[Salon] Wall Street and the Chinese military industrial complex



FINANCIAL TIMES
Wall Street and the Chinese military industrial complex
Rana Foroohar, Global Business Columnist
November 22, 2021

© AFP via Getty Images

Anyone who hasn’t yet read the US-China Economic and Security Review Commission’s 2021 report to Congress released last week, pick it up immediately. It’s hard to describe any 500-plus page report to legislators as punchy, but this one is. As I write in my latest column, it ushers in what very well may be a new era of US-China decoupling, with all sorts of new recommendations for limits on capital flows between the two nations. The commission isn’t a lawmaking body, but it has a very good record for pushing forward recommendations that do become law or administration policy, from limits on US business with Huawei, to rules around the insourcing of crucial pharmaceutical ingredients.

The commissioners are chosen by both Republican and Democratic leaders, and there was unusual consensus around this year’s report, which lays out the ways in which the Chinese Communist party (CCP) is building up global economic, political and military power to push forward a “new model for human advancement”. The party is doing so with plenty of help from Wall Street, as FT readers will know. The question is, how long will this divide last? Is it possible to have American financial institutions indefinitely funnelling capital in and out of a country that supports forced labour; has low environmental, social and governance standards; and is the US’s chief strategic adversary?

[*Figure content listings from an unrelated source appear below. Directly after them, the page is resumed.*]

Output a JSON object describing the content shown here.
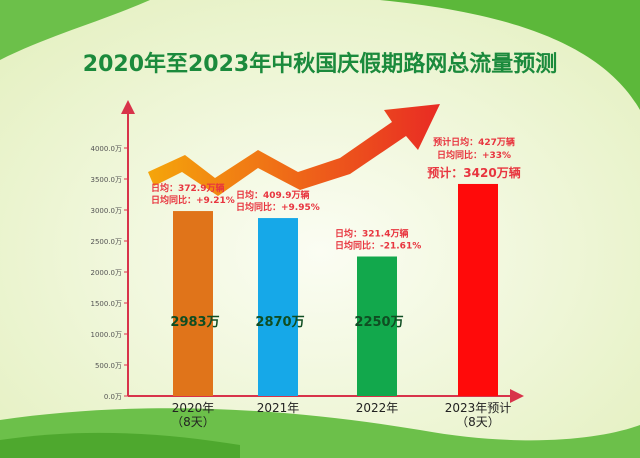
{
  "colors": {
    "title": "#1b8a3c",
    "axis": "#d8334a",
    "annotation": "#e8353f",
    "value_label": "#0f4d22",
    "bars": [
      "#e0741a",
      "#16a8e8",
      "#12a84c",
      "#ff0a0a"
    ]
  },
  "chart_data": {
    "type": "bar",
    "title": "2020年至2023年中秋国庆假期路网总流量预测",
    "categories": [
      [
        "2020年",
        "（8天）"
      ],
      [
        "2021年"
      ],
      [
        "2022年"
      ],
      [
        "2023年预计",
        "（8天）"
      ]
    ],
    "values": [
      2983,
      2870,
      2250,
      3420
    ],
    "value_labels": [
      "2983万",
      "2870万",
      "2250万",
      "3420万辆"
    ],
    "yticks": [
      "0.0万",
      "500.0万",
      "1000.0万",
      "1500.0万",
      "2000.0万",
      "2500.0万",
      "3000.0万",
      "3500.0万",
      "4000.0万"
    ],
    "ylim": [
      0,
      4000
    ],
    "xlabel": "",
    "ylabel": "",
    "annotations": [
      [
        "日均：372.9万辆",
        "日均同比：+9.21%"
      ],
      [
        "日均：409.9万辆",
        "日均同比：+9.95%"
      ],
      [
        "日均：321.4万辆",
        "日均同比：-21.61%"
      ],
      [
        "预计日均：427万辆",
        "日均同比：+33%"
      ]
    ],
    "forecast_prefix": "预计：",
    "grid": false,
    "legend": "none"
  }
}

I think the answer is no, but I must say I’m gob smacked that the hypocrisy of American banks and asset managers pouring money into companies that might endanger US security isn’t getting more attention. It’s an issue raised by two of the commissioners, Jeffrey Fiedler and Michael R Wessel, in their additional comments towards the end of the report. While it’s not technically illegal for companies like BlackRock, Goldman Sachs, Charles Schwab and many others to invest in a firm such as AVIC Shenyang Aircraft Company, a primary producer of Chinese fighter jets, it’s hard to argue that it’s right, particularly in the current moment. As the commissioners put it: “One might be excused for thinking that a basic responsibility of American citizenship ought to be not to do anything to endanger US troops.”

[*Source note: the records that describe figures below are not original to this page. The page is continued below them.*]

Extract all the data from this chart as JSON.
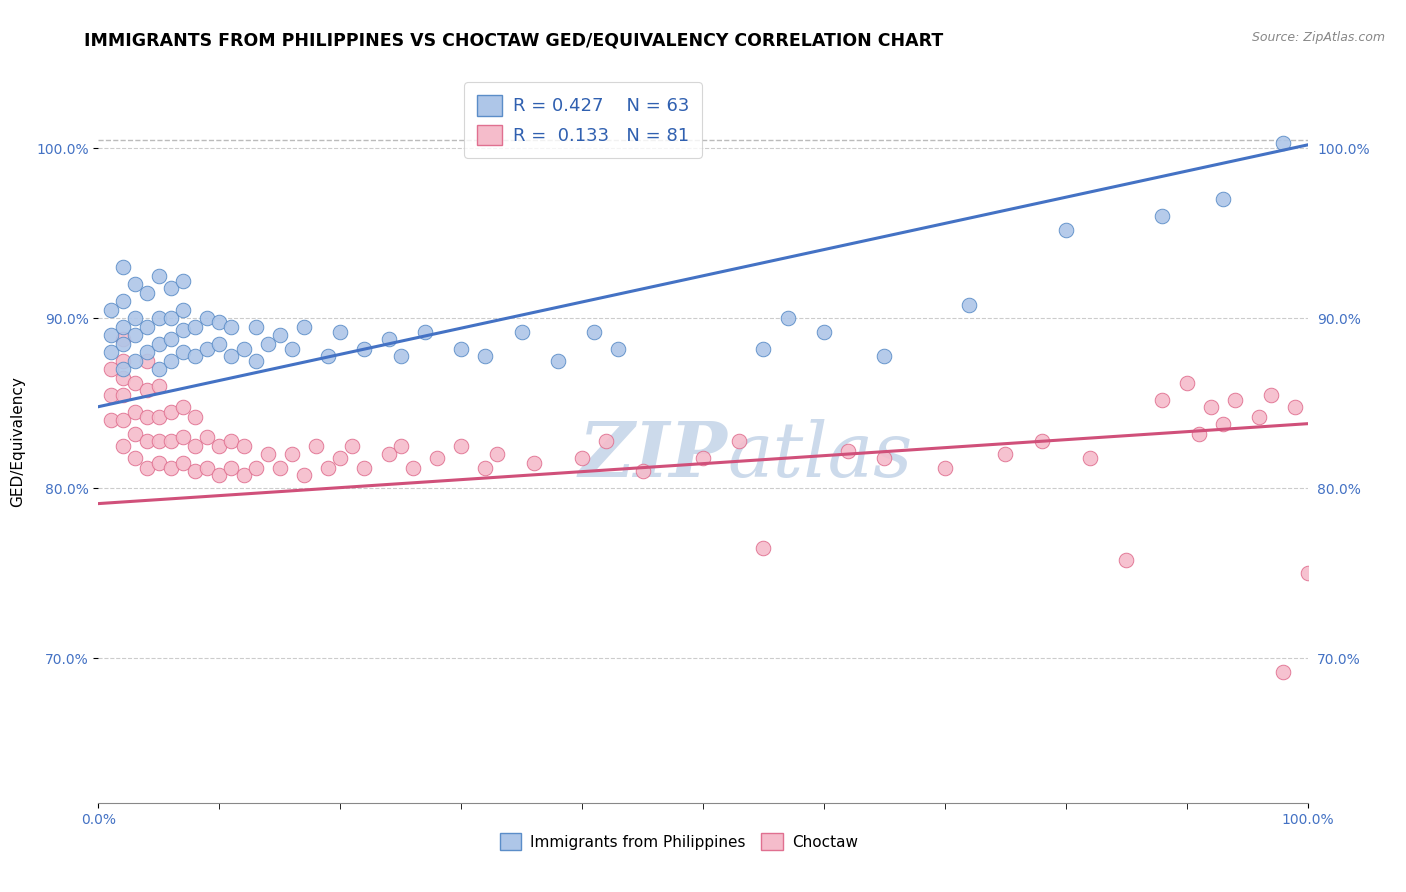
{
  "title": "IMMIGRANTS FROM PHILIPPINES VS CHOCTAW GED/EQUIVALENCY CORRELATION CHART",
  "source_text": "Source: ZipAtlas.com",
  "ylabel": "GED/Equivalency",
  "xlim": [
    0.0,
    1.0
  ],
  "ylim": [
    0.615,
    1.04
  ],
  "y_tick_positions": [
    0.7,
    0.8,
    0.9,
    1.0
  ],
  "blue_R": 0.427,
  "blue_N": 63,
  "pink_R": 0.133,
  "pink_N": 81,
  "blue_color": "#aec6e8",
  "pink_color": "#f5bccb",
  "blue_edge_color": "#5b8dc8",
  "pink_edge_color": "#e07090",
  "blue_line_color": "#4472c4",
  "pink_line_color": "#d0507a",
  "watermark_color": "#ccdaeb",
  "dashed_line_y": 1.005,
  "blue_line_y_start": 0.848,
  "blue_line_y_end": 1.002,
  "pink_line_y_start": 0.791,
  "pink_line_y_end": 0.838,
  "title_fontsize": 12.5,
  "axis_label_fontsize": 11,
  "tick_fontsize": 10,
  "legend_fontsize": 13,
  "blue_scatter_x": [
    0.01,
    0.01,
    0.01,
    0.02,
    0.02,
    0.02,
    0.02,
    0.02,
    0.03,
    0.03,
    0.03,
    0.03,
    0.04,
    0.04,
    0.04,
    0.05,
    0.05,
    0.05,
    0.05,
    0.06,
    0.06,
    0.06,
    0.06,
    0.07,
    0.07,
    0.07,
    0.07,
    0.08,
    0.08,
    0.09,
    0.09,
    0.1,
    0.1,
    0.11,
    0.11,
    0.12,
    0.13,
    0.13,
    0.14,
    0.15,
    0.16,
    0.17,
    0.19,
    0.2,
    0.22,
    0.24,
    0.25,
    0.27,
    0.3,
    0.32,
    0.35,
    0.38,
    0.41,
    0.43,
    0.55,
    0.57,
    0.6,
    0.65,
    0.72,
    0.8,
    0.88,
    0.93,
    0.98
  ],
  "blue_scatter_y": [
    0.88,
    0.89,
    0.905,
    0.87,
    0.885,
    0.895,
    0.91,
    0.93,
    0.875,
    0.89,
    0.9,
    0.92,
    0.88,
    0.895,
    0.915,
    0.87,
    0.885,
    0.9,
    0.925,
    0.875,
    0.888,
    0.9,
    0.918,
    0.88,
    0.893,
    0.905,
    0.922,
    0.878,
    0.895,
    0.882,
    0.9,
    0.885,
    0.898,
    0.878,
    0.895,
    0.882,
    0.875,
    0.895,
    0.885,
    0.89,
    0.882,
    0.895,
    0.878,
    0.892,
    0.882,
    0.888,
    0.878,
    0.892,
    0.882,
    0.878,
    0.892,
    0.875,
    0.892,
    0.882,
    0.882,
    0.9,
    0.892,
    0.878,
    0.908,
    0.952,
    0.96,
    0.97,
    1.003
  ],
  "pink_scatter_x": [
    0.01,
    0.01,
    0.01,
    0.02,
    0.02,
    0.02,
    0.02,
    0.02,
    0.02,
    0.03,
    0.03,
    0.03,
    0.03,
    0.04,
    0.04,
    0.04,
    0.04,
    0.04,
    0.05,
    0.05,
    0.05,
    0.05,
    0.06,
    0.06,
    0.06,
    0.07,
    0.07,
    0.07,
    0.08,
    0.08,
    0.08,
    0.09,
    0.09,
    0.1,
    0.1,
    0.11,
    0.11,
    0.12,
    0.12,
    0.13,
    0.14,
    0.15,
    0.16,
    0.17,
    0.18,
    0.19,
    0.2,
    0.21,
    0.22,
    0.24,
    0.25,
    0.26,
    0.28,
    0.3,
    0.32,
    0.33,
    0.36,
    0.4,
    0.42,
    0.45,
    0.5,
    0.53,
    0.55,
    0.62,
    0.65,
    0.7,
    0.75,
    0.78,
    0.82,
    0.85,
    0.88,
    0.9,
    0.91,
    0.92,
    0.93,
    0.94,
    0.96,
    0.97,
    0.98,
    0.99,
    1.0
  ],
  "pink_scatter_y": [
    0.84,
    0.855,
    0.87,
    0.825,
    0.84,
    0.855,
    0.865,
    0.875,
    0.888,
    0.818,
    0.832,
    0.845,
    0.862,
    0.812,
    0.828,
    0.842,
    0.858,
    0.875,
    0.815,
    0.828,
    0.842,
    0.86,
    0.812,
    0.828,
    0.845,
    0.815,
    0.83,
    0.848,
    0.81,
    0.825,
    0.842,
    0.812,
    0.83,
    0.808,
    0.825,
    0.812,
    0.828,
    0.808,
    0.825,
    0.812,
    0.82,
    0.812,
    0.82,
    0.808,
    0.825,
    0.812,
    0.818,
    0.825,
    0.812,
    0.82,
    0.825,
    0.812,
    0.818,
    0.825,
    0.812,
    0.82,
    0.815,
    0.818,
    0.828,
    0.81,
    0.818,
    0.828,
    0.765,
    0.822,
    0.818,
    0.812,
    0.82,
    0.828,
    0.818,
    0.758,
    0.852,
    0.862,
    0.832,
    0.848,
    0.838,
    0.852,
    0.842,
    0.855,
    0.692,
    0.848,
    0.75
  ]
}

The current Biden executive order prohibits investment in only 24 publicly traded Chinese companies. But the report also states that about two-thirds of non-state companies in China today have CCP officials involved in their business decisions. That means that most US companies doing business with such firms are being influenced in some way, even if it’s in a small way, by the party as well. The commissioners speculate that the lax regulation of capital flows at the moment may be down to increased Treasury Department sway and waning US Department of Defense impact in such matters. But I wonder if that will last as Americans become more aware of how deep Wall Street is entrenched in China.

As Fiedler and Wessel put it on page 504: “In plain language, US investment banks and institutional investors can still buy, sell and profit off of Chinese military related companies as long as they are not doing so in the United States and only involve non-US citizens. If we are really interested in protecting US national security rather than simply appearing to, this loophole should be closed, as the commission recommends.”